Research, research, and some more research is the key, especially when collecting vintage watches. It should not be an issue to read about the brand. You are passionate about it, after all. It’s fun and intriguing, and you’ll learn about the model, company, or complication you are interested in. This will be handy once you start the hunt for that exceptional timepiece. Also, look for the best example you can afford; if the money is not quite there yet, be patient. A great deal will come. Never rush things. Trust me, I’ve been through this all and learned my lesson along the way. But I don’t want to sound like a know-it-all, so feel free to ask other collectors. I’m sure they’ll pretty much say the same.

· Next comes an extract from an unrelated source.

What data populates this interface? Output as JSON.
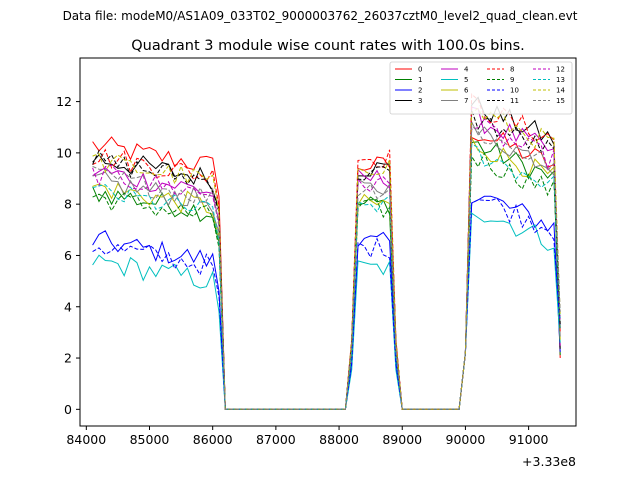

The perfect collection does not exist
As I said above, a collection is never complete. It does not have to be either. We (at least I) sometimes forget that this is our hobby. It’s our passion, not our job. OK, it’s kind of my job as well, but you know what I mean. I love watches, but do you know what I love more? The people I’ve met through this hobby, the friendships I’ve formed, and the places I’ve visited. When I think of my collection, I also think of those things. With every watch, you collect a story — the history of that timepiece and the people or places involved when you acquired it. Not to mention the countless memories you will have with the piece. Wear it for special occasions or travel, and the watch will always have a small piece of that memory. Every time you put it on, you can relive a bit of that.
Grails on the horizon
But enough of this sentimentalism. Let’s talk about concrete pieces, shall we? If I think of the watches I miss having in my collection, there is only a handful that I can come up with. At some point, I’d love to have a Longines 13ZN or a Rolex Submariner 5513. I also quite enjoy the look of the new Rolex GMT-Master II, aka the “Sprite” or “Green Lantern”. The list goes on and on, and it’s growing by the day. Yet, if you ask me what my ultimate watch goals are, there are other models that come to mind. The first would be the Angelus Chrono-Datoluxe. It is the crème de le crème of Angelus, a brand near and dear to my heart.
When I think of Speedies, the model that always pops in my head is the “Ed White”. Not the new one, mind you. I’d very much enjoy a vintage model. Lastly, if money were no object, I’d probably try to put my hands on a Patek Philippe 3970 or, alternatively, a 5970. Please don’t ask me why. Those timepieces just resonate with everything I love about watches.